Hirai K, Taruishi M, Ike K, Takahashi A, Shibata Y, Namiki M
Department of Internal Medicine, Kushiroshi Ishikai Hospital, Kushiro.
Hokkaido Igaku Zasshi. 1989 Mar;64(2):119-24.
We here report a case of juvenile esophageal cancer which developed with a chief complaint of hematemesis. The case was a 36-year-old male patient who was admitted to the hospital because of dysphagia and repeated hematemesis episodes. Through various imaging studies, the patient was diagnosed as having advanced esophageal carcinoma. Since it was considered to be impossible to perform a curable surgical treatment, we tried, using a Laser apparatus, to alleviate the stenosis of the esophageal lumen and to control the bleeding from the cancerous lesion. However, an operation was finally performed after observing that the Laser therapy had not been so effective. Hematemesis is an uncommon symptom among primary complaints of esophageal cancer. The present case developed a protuberant cancerous mass which considerably obstructed the esophageal lumen. It is speculated that the patient repeatedly vomited blood which had gradually originated from ruptured capillary vessels in the tumor and had accumulated in the esophageal lumen.

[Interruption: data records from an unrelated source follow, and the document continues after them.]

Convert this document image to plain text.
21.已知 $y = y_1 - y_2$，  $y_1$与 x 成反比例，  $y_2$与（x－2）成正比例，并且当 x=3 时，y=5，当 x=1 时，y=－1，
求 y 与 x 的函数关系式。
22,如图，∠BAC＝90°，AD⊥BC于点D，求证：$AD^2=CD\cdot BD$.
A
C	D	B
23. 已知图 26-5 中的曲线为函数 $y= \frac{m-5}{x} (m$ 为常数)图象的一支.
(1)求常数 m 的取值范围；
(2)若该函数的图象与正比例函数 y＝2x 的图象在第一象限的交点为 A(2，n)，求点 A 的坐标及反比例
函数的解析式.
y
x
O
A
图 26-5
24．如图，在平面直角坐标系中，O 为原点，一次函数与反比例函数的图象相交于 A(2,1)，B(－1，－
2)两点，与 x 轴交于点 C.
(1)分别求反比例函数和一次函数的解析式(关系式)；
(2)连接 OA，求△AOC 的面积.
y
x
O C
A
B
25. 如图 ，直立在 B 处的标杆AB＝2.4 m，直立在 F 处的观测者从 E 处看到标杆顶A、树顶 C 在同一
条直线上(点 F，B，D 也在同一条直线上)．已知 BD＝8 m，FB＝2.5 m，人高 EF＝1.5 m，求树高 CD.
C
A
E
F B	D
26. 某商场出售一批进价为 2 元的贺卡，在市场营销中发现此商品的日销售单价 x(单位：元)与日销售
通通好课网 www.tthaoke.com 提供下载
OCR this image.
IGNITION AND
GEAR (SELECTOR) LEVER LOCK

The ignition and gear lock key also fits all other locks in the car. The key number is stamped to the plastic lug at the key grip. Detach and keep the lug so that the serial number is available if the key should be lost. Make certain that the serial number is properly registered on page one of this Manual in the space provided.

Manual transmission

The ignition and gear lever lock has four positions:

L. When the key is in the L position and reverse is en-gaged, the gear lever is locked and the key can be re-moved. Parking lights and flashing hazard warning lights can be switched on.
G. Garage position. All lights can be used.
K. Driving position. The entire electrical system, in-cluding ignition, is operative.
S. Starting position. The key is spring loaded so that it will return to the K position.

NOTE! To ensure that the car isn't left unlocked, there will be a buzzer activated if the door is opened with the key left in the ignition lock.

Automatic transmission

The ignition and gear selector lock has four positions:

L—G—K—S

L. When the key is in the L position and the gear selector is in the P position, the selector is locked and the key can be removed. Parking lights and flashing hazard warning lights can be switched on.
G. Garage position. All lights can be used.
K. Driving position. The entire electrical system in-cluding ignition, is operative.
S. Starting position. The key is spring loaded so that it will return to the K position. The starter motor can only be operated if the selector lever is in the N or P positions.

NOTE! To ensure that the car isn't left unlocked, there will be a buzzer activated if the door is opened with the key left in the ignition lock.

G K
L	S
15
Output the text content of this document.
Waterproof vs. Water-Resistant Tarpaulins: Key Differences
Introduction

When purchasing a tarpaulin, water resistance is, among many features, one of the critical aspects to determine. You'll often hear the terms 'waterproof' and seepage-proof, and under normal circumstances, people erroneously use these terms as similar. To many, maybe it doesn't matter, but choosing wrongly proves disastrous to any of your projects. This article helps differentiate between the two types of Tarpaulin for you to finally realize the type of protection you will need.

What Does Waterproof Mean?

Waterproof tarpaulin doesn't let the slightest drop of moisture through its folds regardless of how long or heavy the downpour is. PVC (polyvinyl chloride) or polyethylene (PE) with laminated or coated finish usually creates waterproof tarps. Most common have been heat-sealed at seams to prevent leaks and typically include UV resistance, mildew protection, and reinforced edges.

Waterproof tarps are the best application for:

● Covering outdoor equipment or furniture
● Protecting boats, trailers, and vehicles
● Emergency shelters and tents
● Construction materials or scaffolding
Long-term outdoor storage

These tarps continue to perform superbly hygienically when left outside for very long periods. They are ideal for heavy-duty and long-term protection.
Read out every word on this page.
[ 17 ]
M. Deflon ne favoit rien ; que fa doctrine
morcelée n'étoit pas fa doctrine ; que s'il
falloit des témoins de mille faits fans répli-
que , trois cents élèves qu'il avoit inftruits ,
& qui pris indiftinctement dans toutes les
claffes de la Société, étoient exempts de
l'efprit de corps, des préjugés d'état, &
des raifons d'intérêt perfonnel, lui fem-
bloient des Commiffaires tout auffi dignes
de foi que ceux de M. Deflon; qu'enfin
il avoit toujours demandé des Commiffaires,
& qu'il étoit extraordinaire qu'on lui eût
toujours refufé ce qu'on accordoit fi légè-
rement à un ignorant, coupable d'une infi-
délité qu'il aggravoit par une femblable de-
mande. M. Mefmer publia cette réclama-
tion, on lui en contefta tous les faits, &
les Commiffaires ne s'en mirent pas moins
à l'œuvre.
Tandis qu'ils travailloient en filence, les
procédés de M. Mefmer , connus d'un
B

The histological type of the cancer was poorly-differentiated squamous cell carcinoma which partially contained an undifferentiated element. This histological nature might have accelerated the growth of the esophageal cancer in the present case.
我们在此报告一例以呕血为主诉的青少年食管癌病例。该病例为一名36岁男性患者,因吞咽困难和反复呕血发作入院。通过各种影像学检查,该患者被诊断为晚期食管癌。由于认为无法进行根治性手术治疗,我们尝试使用激光设备来缓解食管腔狭窄并控制癌灶出血。然而,在观察到激光治疗效果不佳后,最终还是进行了手术。呕血在食管癌的主要症状中并不常见。本病例出现了一个突出的癌块,严重阻塞了食管腔。据推测,患者反复呕血,这些血液逐渐源自肿瘤内破裂的毛细血管,并积聚在食管腔内。该癌症的组织学类型为低分化鳞状细胞癌,部分含有未分化成分。这种组织学特征可能在本病例中加速了食管癌的生长。